Sum of the series $\sum u_n$ where $u_n=\frac{\sqrt{(n-1)!}}{(1+\sqrt{1}) \dots (1+\sqrt{n})}$

Question

While I'm able to prove that the series $u_n=\frac{\sqrt{(n-1)!}}{(1+\sqrt{1}) \dots (1+\sqrt{n})}$ converges, I don't see the trick to compute the value of its sum starting at $n=2$.

Any clue on the way to compute the sum?

Answer 1

Lemma: For $n>1$, one has $u_n\sqrt n -u_{n-1}\sqrt{n-1}=-u_n$.

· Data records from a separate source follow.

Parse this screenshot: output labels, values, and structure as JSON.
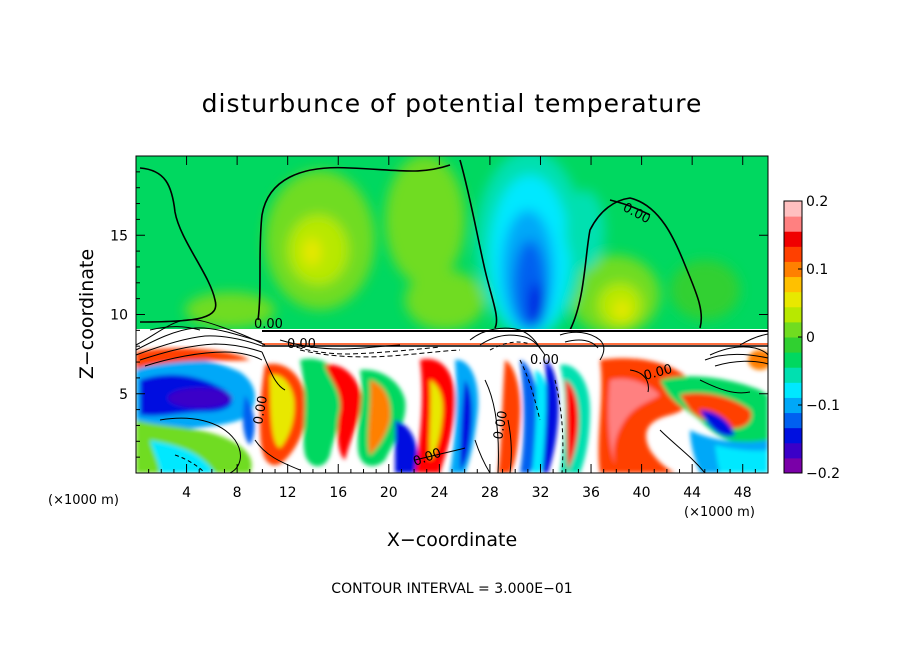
{
  "chart_data": {
    "type": "heatmap",
    "title": "disturbunce of potential temperature",
    "xlabel": "X−coordinate",
    "ylabel": "Z−coordinate",
    "x_unit": "(×1000 m)",
    "y_unit": "(×1000 m)",
    "xlim": [
      0,
      50
    ],
    "ylim": [
      0,
      20
    ],
    "x_ticks": [
      4,
      8,
      12,
      16,
      20,
      24,
      28,
      32,
      36,
      40,
      44,
      48
    ],
    "y_ticks": [
      5,
      10,
      15
    ],
    "x_tick_labels": [
      "4",
      "8",
      "12",
      "16",
      "20",
      "24",
      "28",
      "32",
      "36",
      "40",
      "44",
      "48"
    ],
    "y_tick_labels": [
      "5",
      "10",
      "15"
    ],
    "colorbar": {
      "range": [
        -0.2,
        0.2
      ],
      "ticks": [
        -0.2,
        -0.1,
        0,
        0.1,
        0.2
      ],
      "tick_labels": [
        "−0.2",
        "−0.1",
        "0",
        "0.1",
        "0.2"
      ],
      "colors": [
        "#7a00a8",
        "#3a00c8",
        "#0010e0",
        "#0060f0",
        "#00a8f8",
        "#00e8ff",
        "#00e0b0",
        "#00d860",
        "#30d030",
        "#70dc20",
        "#b8e800",
        "#e8e800",
        "#ffc000",
        "#ff8000",
        "#ff4000",
        "#f00000",
        "#ff8080",
        "#ffc0c0"
      ]
    },
    "contour_labels": [
      "0.00",
      "0.00",
      "0.00",
      "0.00",
      "0.00",
      "0.00",
      "0.00",
      "0.00"
    ],
    "contour_interval_text": "CONTOUR INTERVAL = 3.000E−01",
    "grid": false
  },
  "colors": {
    "background": "#ffffff",
    "axis": "#000000"
  }
}
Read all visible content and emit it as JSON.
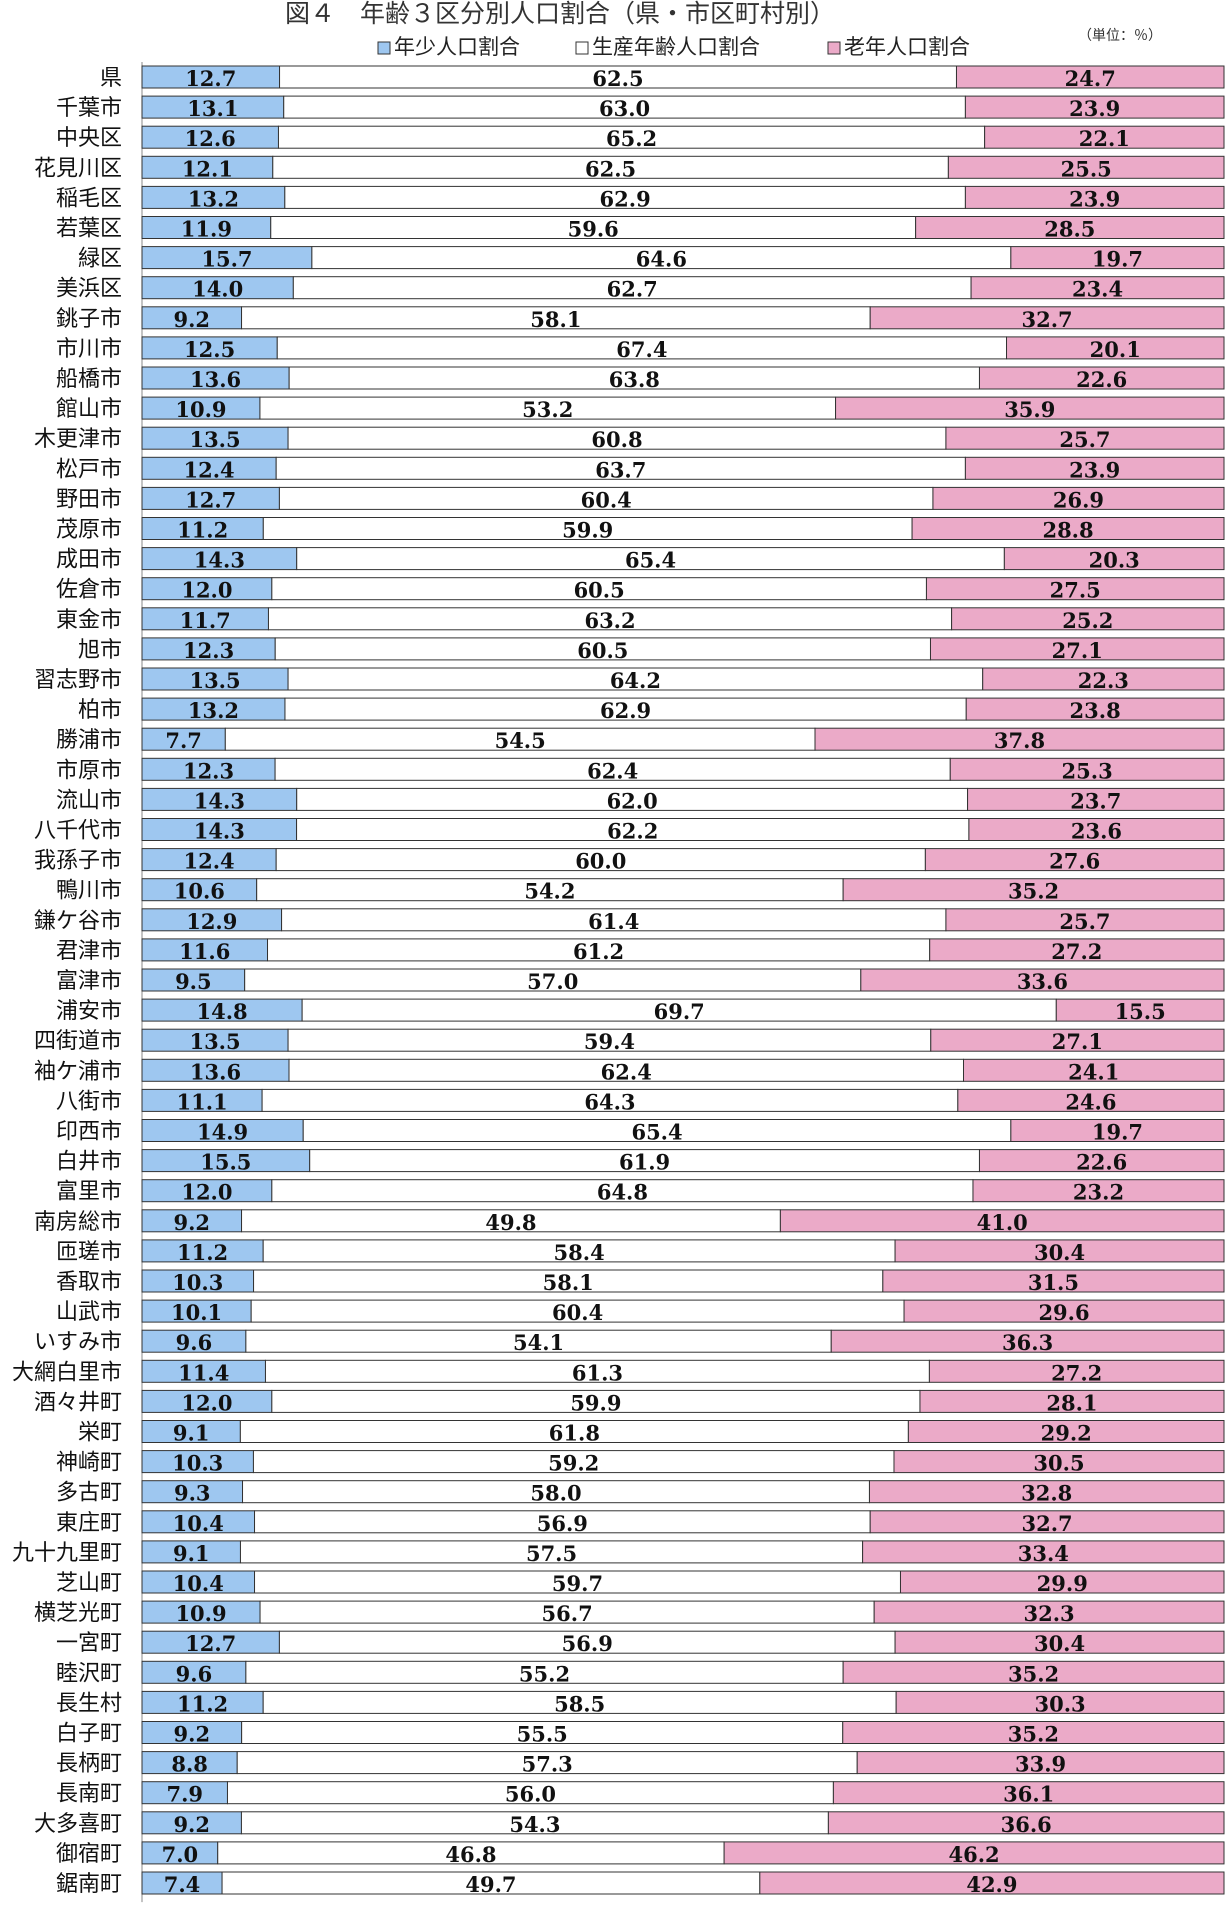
{
  "chart_data": {
    "type": "bar",
    "stacked": "percent",
    "orientation": "horizontal",
    "title": "図４　年齢３区分別人口割合（県・市区町村別）",
    "unit_note": "（単位：％）",
    "legend_position": "top",
    "xlim": [
      0,
      100
    ],
    "categories": [
      "県",
      "千葉市",
      "中央区",
      "花見川区",
      "稲毛区",
      "若葉区",
      "緑区",
      "美浜区",
      "銚子市",
      "市川市",
      "船橋市",
      "館山市",
      "木更津市",
      "松戸市",
      "野田市",
      "茂原市",
      "成田市",
      "佐倉市",
      "東金市",
      "旭市",
      "習志野市",
      "柏市",
      "勝浦市",
      "市原市",
      "流山市",
      "八千代市",
      "我孫子市",
      "鴨川市",
      "鎌ケ谷市",
      "君津市",
      "富津市",
      "浦安市",
      "四街道市",
      "袖ケ浦市",
      "八街市",
      "印西市",
      "白井市",
      "富里市",
      "南房総市",
      "匝瑳市",
      "香取市",
      "山武市",
      "いすみ市",
      "大網白里市",
      "酒々井町",
      "栄町",
      "神崎町",
      "多古町",
      "東庄町",
      "九十九里町",
      "芝山町",
      "横芝光町",
      "一宮町",
      "睦沢町",
      "長生村",
      "白子町",
      "長柄町",
      "長南町",
      "大多喜町",
      "御宿町",
      "鋸南町"
    ],
    "series": [
      {
        "name": "年少人口割合",
        "color": "#9ec7f0",
        "values": [
          12.7,
          13.1,
          12.6,
          12.1,
          13.2,
          11.9,
          15.7,
          14.0,
          9.2,
          12.5,
          13.6,
          10.9,
          13.5,
          12.4,
          12.7,
          11.2,
          14.3,
          12.0,
          11.7,
          12.3,
          13.5,
          13.2,
          7.7,
          12.3,
          14.3,
          14.3,
          12.4,
          10.6,
          12.9,
          11.6,
          9.5,
          14.8,
          13.5,
          13.6,
          11.1,
          14.9,
          15.5,
          12.0,
          9.2,
          11.2,
          10.3,
          10.1,
          9.6,
          11.4,
          12.0,
          9.1,
          10.3,
          9.3,
          10.4,
          9.1,
          10.4,
          10.9,
          12.7,
          9.6,
          11.2,
          9.2,
          8.8,
          7.9,
          9.2,
          7.0,
          7.4
        ]
      },
      {
        "name": "生産年齢人口割合",
        "color": "#ffffff",
        "values": [
          62.5,
          63.0,
          65.2,
          62.5,
          62.9,
          59.6,
          64.6,
          62.7,
          58.1,
          67.4,
          63.8,
          53.2,
          60.8,
          63.7,
          60.4,
          59.9,
          65.4,
          60.5,
          63.2,
          60.5,
          64.2,
          62.9,
          54.5,
          62.4,
          62.0,
          62.2,
          60.0,
          54.2,
          61.4,
          61.2,
          57.0,
          69.7,
          59.4,
          62.4,
          64.3,
          65.4,
          61.9,
          64.8,
          49.8,
          58.4,
          58.1,
          60.4,
          54.1,
          61.3,
          59.9,
          61.8,
          59.2,
          58.0,
          56.9,
          57.5,
          59.7,
          56.7,
          56.9,
          55.2,
          58.5,
          55.5,
          57.3,
          56.0,
          54.3,
          46.8,
          49.7
        ]
      },
      {
        "name": "老年人口割合",
        "color": "#ebaac8",
        "values": [
          24.7,
          23.9,
          22.1,
          25.5,
          23.9,
          28.5,
          19.7,
          23.4,
          32.7,
          20.1,
          22.6,
          35.9,
          25.7,
          23.9,
          26.9,
          28.8,
          20.3,
          27.5,
          25.2,
          27.1,
          22.3,
          23.8,
          37.8,
          25.3,
          23.7,
          23.6,
          27.6,
          35.2,
          25.7,
          27.2,
          33.6,
          15.5,
          27.1,
          24.1,
          24.6,
          19.7,
          22.6,
          23.2,
          41.0,
          30.4,
          31.5,
          29.6,
          36.3,
          27.2,
          28.1,
          29.2,
          30.5,
          32.8,
          32.7,
          33.4,
          29.9,
          32.3,
          30.4,
          35.2,
          30.3,
          35.2,
          33.9,
          36.1,
          36.6,
          46.2,
          42.9
        ]
      }
    ]
  }
}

Proof: We have \begin{align*} \color{blue}{u_n\sqrt n} -\color{red}{u_{n-1}\sqrt{n-1}}=\frac{\sqrt{(n-1)!}}{\prod_{k=1}^{n-1}(1+\sqrt k)}\left[\color{blue}{\frac{\sqrt n}{1+\sqrt{n}}}-\color{red}{1}\right]=-u_n. \end{align*} Corollary: Our sum is telescoping. Indeed, $$\sum_{n=2}^N u_n=\sum_{n=2}^N \left(u_{n-1}\sqrt{n-1}-u_n\sqrt n\right) =u_1-u_N\sqrt N.$$ Furthermore one can show that $u_N\sqrt{N}\to 0$ as $N\to\infty$, and therefore $$\lim_{n\to\infty}\sum_{n=2}^N u_n=u_1=\frac12.$$

Answer 2

$$\begin{eqnarray*} \log(u_n) &=& \sum_{k=1}^{n-1}\log(\sqrt{k})-\sum_{k=1}^{n}\log(1+\sqrt{k})\\&=&-\log(1+\sqrt{n})-\sum_{k=1}^{n-1}\log\left(1+\frac{1}{\sqrt{k}}\right)\\&\leq&-\log(1+\sqrt{n})-\log(2)\sum_{k=1}^{n-1}\frac{1}{\sqrt{k}}\end{eqnarray*}$$ hence $u_n$ behaves like $4^{-\sqrt{n}}$, leading to a clearly summable sequence.